Karol Sawicz is an IT Business Analyst at RB, where he is involved in various data projects with responsibilities ranging from building full end to end reporting solutions as well as project managing rollouts of global reporting platforms. Karol holds a B.Eng in Computer Science from the Polish-Japanese Academy of Information Technology.
May 26, 2021 12:05 PM PT
Reckitt is a fast-moving consumer goods company with a portfolio of famous brands and over 30k employees worldwide. With that scale small projects can quickly grow into big datasets, and processing and cleaning all that data can become a challenge. To solve that challenge we have created a metadata driven ETL framework for orchestrating data transformations through parametrised SQL scripts. It allows us to create various paths for our data as well as easily version control them. The approach of standardising incoming datasets and creating reusable SQL processes has proven to be a winning formula. It has helped simplify complicated landing/stage/merge processes and allowed them to be self-documenting.

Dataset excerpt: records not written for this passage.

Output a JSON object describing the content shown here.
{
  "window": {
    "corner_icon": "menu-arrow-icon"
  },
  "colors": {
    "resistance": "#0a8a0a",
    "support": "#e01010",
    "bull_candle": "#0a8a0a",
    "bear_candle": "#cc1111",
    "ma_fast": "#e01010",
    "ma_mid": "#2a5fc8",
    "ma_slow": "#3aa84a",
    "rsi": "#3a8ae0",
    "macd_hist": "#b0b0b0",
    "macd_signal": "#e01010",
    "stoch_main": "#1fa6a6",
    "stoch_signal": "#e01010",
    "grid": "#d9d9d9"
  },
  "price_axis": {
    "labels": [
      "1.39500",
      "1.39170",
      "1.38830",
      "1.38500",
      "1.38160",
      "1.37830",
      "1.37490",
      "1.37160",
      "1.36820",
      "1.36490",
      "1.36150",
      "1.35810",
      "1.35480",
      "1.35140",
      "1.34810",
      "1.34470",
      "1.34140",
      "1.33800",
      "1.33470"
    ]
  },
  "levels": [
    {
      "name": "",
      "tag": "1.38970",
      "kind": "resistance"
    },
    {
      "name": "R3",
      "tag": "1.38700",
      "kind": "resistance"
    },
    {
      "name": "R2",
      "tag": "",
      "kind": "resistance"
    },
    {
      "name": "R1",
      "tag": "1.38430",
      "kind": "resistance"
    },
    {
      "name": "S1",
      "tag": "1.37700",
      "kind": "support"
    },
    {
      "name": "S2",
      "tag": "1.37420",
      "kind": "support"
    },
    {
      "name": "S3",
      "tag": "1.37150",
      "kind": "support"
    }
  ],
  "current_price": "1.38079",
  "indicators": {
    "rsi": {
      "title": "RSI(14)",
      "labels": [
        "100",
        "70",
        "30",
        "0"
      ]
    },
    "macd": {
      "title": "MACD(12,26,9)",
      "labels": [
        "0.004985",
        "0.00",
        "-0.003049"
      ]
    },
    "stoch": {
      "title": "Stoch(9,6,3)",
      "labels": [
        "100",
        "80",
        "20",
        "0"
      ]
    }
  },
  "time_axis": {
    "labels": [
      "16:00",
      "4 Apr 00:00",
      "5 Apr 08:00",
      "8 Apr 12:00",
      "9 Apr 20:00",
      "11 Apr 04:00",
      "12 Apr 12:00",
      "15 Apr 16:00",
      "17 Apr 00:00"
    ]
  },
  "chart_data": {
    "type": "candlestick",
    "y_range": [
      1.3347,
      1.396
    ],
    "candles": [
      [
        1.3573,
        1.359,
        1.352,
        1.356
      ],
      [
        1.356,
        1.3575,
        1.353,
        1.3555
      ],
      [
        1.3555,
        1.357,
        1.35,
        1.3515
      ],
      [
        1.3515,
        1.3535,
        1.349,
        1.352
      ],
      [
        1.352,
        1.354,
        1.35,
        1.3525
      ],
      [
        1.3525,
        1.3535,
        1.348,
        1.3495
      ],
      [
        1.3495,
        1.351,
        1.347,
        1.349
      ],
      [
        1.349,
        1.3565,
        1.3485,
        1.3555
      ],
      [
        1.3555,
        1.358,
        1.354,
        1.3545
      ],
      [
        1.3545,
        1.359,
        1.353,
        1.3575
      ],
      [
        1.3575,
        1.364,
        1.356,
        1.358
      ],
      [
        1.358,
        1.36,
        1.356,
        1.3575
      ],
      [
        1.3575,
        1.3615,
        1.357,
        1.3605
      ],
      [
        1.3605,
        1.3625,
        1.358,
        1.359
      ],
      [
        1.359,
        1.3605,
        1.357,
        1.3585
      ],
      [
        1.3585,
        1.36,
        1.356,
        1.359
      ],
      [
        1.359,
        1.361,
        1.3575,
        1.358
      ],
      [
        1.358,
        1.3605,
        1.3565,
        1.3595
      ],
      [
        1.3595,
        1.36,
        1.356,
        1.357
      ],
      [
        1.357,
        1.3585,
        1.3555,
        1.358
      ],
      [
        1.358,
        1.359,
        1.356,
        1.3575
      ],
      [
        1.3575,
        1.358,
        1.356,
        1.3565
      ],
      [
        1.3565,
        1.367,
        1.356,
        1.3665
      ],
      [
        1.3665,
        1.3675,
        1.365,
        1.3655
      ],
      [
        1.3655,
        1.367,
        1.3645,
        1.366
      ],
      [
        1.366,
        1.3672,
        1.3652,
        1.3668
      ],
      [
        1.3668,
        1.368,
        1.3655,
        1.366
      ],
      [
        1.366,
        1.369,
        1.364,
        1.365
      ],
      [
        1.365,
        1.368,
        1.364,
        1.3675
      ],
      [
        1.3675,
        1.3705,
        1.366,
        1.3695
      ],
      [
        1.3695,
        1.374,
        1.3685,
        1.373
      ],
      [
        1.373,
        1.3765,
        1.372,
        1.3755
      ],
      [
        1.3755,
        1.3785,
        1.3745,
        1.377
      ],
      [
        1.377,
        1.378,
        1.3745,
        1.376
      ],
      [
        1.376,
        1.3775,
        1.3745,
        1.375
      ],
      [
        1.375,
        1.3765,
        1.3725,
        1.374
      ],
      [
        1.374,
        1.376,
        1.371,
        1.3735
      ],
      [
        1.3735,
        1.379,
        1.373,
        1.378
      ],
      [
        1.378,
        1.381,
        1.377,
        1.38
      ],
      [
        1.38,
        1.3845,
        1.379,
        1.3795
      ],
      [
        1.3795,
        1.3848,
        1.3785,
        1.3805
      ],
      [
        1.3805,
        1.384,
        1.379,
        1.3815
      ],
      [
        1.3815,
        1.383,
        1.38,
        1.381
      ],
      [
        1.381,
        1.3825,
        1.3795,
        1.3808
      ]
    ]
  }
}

But this is only half the battle, we also want to create data products. Documented, quality assured data sets that are intuitive to use. As we move to a CI/CD approach, increasing the frequency of deployments, the demand of keeping documentation and data quality assessments up to date becomes increasingly challenging. To solve this problem, we have expanded our ETL framework to include SQL processes that automate data quality activities. Using the Hive metastore as a starting point, we have leveraged this framework to automate the maintenance of a data dictionary and reduce documenting, model refinement, testing data quality and filtering out bad data to a box filling exercise. In this talk we discuss our approach to maintaining high quality data products and share examples of how we automate data quality processes.